LPG subsidy savings largely due to falling oil prices: CAG [Economy]
- About 92 per cent of the Rs. 23,300-crore savings in subsidy payouts by the Petroleum Ministry in 2015-16 was due to the sharp fall in oil prices, the Comptroller and Auditor- General of India has found.
- The subsidy burden over the period from April 2015 to December 2015 was lower than that for the comparable period in 2014 by Rs. 23,316.21 crore.
- However, this was a combined effect of decrease in off-take of subsidised cylinders by consumers (Rs. 1,763.93 crore) and lower subsidy rates arising from the sharp fall in crude prices (Rs. 21,552.28 crore) in 2015-16.
- While implementation of PAHAL (DBTL) Scheme coupled with the ‘Give it Up’ campaign has resulted in the reduction of offtake of domestic subsidised LPG cylinders, the resultant subsidy savings was not as significant as that was generated through fall of subsidy rates.
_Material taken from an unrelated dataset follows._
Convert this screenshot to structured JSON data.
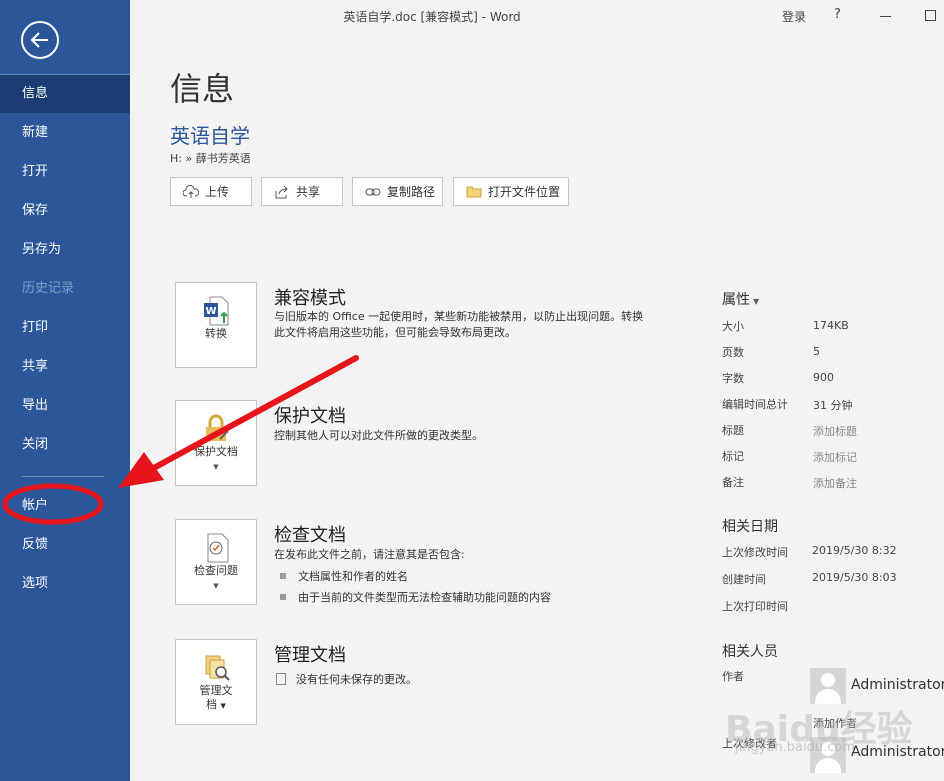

- This comes against the backdrop of the Centre’s claims that it has saved about Rs. 22,000 crore due to the ‘Give it Up’ campaign, coupled with the direct bank transfers of the subsidies.
- CAG’s figure of saving of Rs. 1,764 crore due to lower offtake of LPG cylinders was based on actual numbers while government’s calculations were estimates.
- The CAG report also found that the government still has a long way to go in fully eradicating duplicate/fake/ghost accounts.
- The report found several instances of intra-OMC duplication (where a single Aadhaar number or bank account number was used for multiple LPG connections), and many instances of consumers receiving more than mandated 12 subsidised cylinders a year.